Tuesday, August 27, 2013

Astonished Gratitude


My sister uses a particular devotion guide. One day last week she was struggling with a sense of neglect and loneliness. She opened her devotional booklet and that was the topic for today. She was blessed as she read the Bible verses that answered her need. Then, on a whim, she opened a classic devotional book to the same date and was astonished that it also addressed the same topic.

God is good at doing things like that. Many Christians tell of how their devotional material hits whatever issue or questions that they are experiencing on that day. I suspect that it is not the devotional material that He lines up to fit our situation, but the situations that He lines up to make us ready to hear what He is going to say to us. We hear better when need makes the words relative to our experience.

The psalmist may have been thinking this, but in any case, he wrote lavishly about the decrees and laws of God. He also knew that without God’s help, he would not “get it” when he read the Bible. He says…

Open my eyes, that I may behold wondrous things out of your law. (Psalm 119:18)

The Word of God is a wonder, but I am also amazed that I finally “get it” and wonder at it and that my wonder stays and deepens. Each day, I am astonished by something new from God, and if not astonished, certainly blessed by a deeper and more perfect knowledge of God and eternal matters. This is of God, not about me.

As today’s devotional says wonder is a valuable commodity. Think how easily the facility of wonder vanishes. I remember our short year in Alaska and the amazing scenery. One day we came out of the grocery store in Soldatna and the sky was overcast in “buttermilk” clouds, not particular in themselves, but the low sun made them blood red. It was spectacular, but we were the only people in that parking lot looking up. For the locals, this had become commonplace, not quite familiarity that breeds contempt, but along that line.
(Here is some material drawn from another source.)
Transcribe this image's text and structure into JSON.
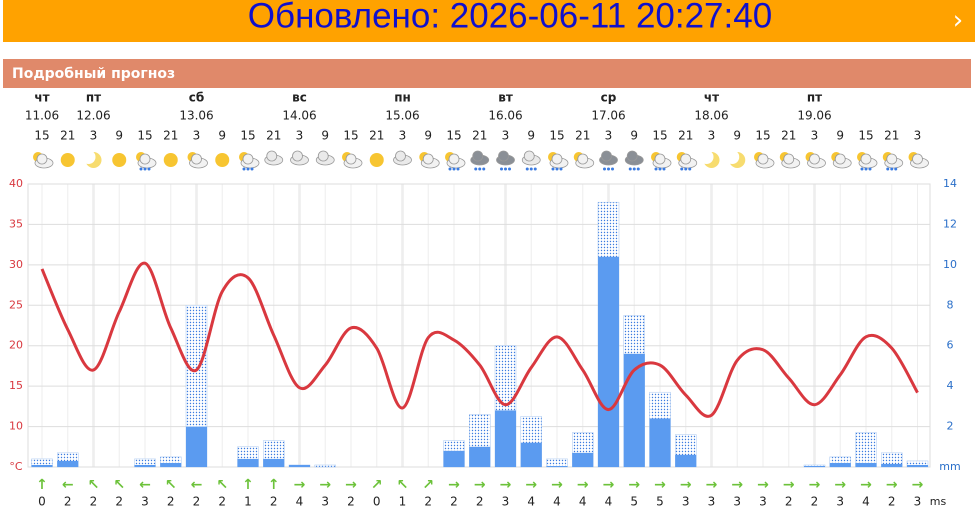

Perhaps this capacity to take things for granted is the reason Jesus tells us to pray for our daily bread. We spiritualize that and make it mean daily spiritual nourishment through a quiet time with God and in Bible study, but He probably meant daily bread on the table, food for our bodies. In North America, many people think nothing of that. Eating is commonplace, but if I pray for it and am thankful for God’s provision, I’m not only more appreciative for the food, but for other things, even the small thing.

This attitude of thankfulness is important. One of my course professors says that grumbling was the worst sin in the Old Testament. If I am not thankful, I am grumbling. Gratitude is vital to spiritual health and losing my sense of wonder messes with my gratitude.

For those reasons, I want to appreciate even the least of things, like the brilliant red on the sunlit building across the street from my hotel (we are on a business trip) and the incredible blue sky, and a good sleep last night, and my husband leaving me with a platter of breakfast before he went to his meetings. I’ve the privilege today of helping my sister sort the remains of her flooded home. I am thankful that I am able to walk and move and communicate, that I can drive a car and hear and see, that I can wonder at the world around me.

I’m also thankful that the Holy Spirit still speaks to me, shows me what God wants for me each day, even each moment. The wonder of God’s care is never earned or deserved, only to be received with astonished and humble gratitude.